Tired of paying nearly $4 per gallon to fuel up your car? Wondering who's making a fat profit off your daily commute?
A new investigative report puts the blame on Wall Street, specifically hedge funds and investment banks that today are involved in the lion's share of oil trading that's run up the price of gasoline to record highs in recent years. In an article Friday, McClatchy Newspapers documents
how these speculators are now involved in 68 percent of all domestic oil trades. That's up from around 30 percent in the decades leading up to the 1990s.
But from 1991 forward, the big financial players such as Goldman Sachs and J.P. Morgan Chase won exemptions that freed them from limits on how much they could speculate in futures markets.
They became classified as commercial traders, as if they were an airline hedging price risks in jet fuel. The big banks needed to invest in futures contracts to hedge bets they made in the unregulated swaps market.

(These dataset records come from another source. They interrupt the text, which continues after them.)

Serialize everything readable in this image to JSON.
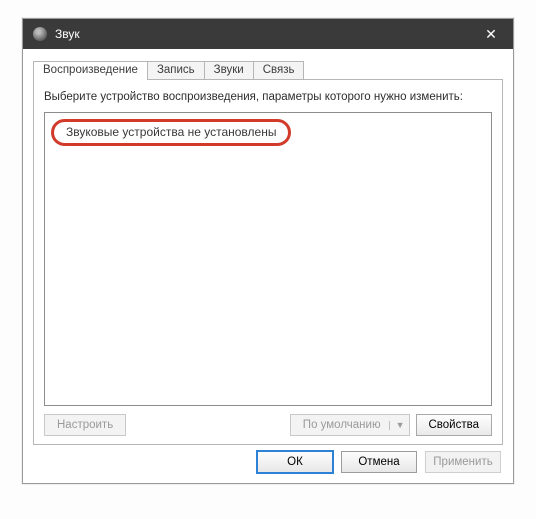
{
  "titlebar": {
    "title": "Звук"
  },
  "tabs": [
    {
      "label": "Воспроизведение"
    },
    {
      "label": "Запись"
    },
    {
      "label": "Звуки"
    },
    {
      "label": "Связь"
    }
  ],
  "panel": {
    "instruction": "Выберите устройство воспроизведения, параметры которого нужно изменить:",
    "empty_message": "Звуковые устройства не установлены",
    "configure_label": "Настроить",
    "default_label": "По умолчанию",
    "properties_label": "Свойства"
  },
  "dialog": {
    "ok": "ОК",
    "cancel": "Отмена",
    "apply": "Применить"
  }
}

And the government, in the tenth year of Reagan Republicanism, was happy to reduce regulations on markets. Oil "swaps" increased from $13 billion in the 1990s to more than $313 billion in July 2008 at oil's peak price
And while oil executives are reluctant to admit the role of speculators in manipulating the market, the hedge funds and investment banks are the only explanation for the rising prices. Why? Demand for oil in the U.S. has actually dropped over the past five years and global demand is expected to remain flat in 2011. Meanwhile, there's plenty of supply of oil with refineries operating far below capacity.
Comments one Wall Street insider: "It's harder and harder for any reasonable observer to dismiss the role of excessive speculation in this market."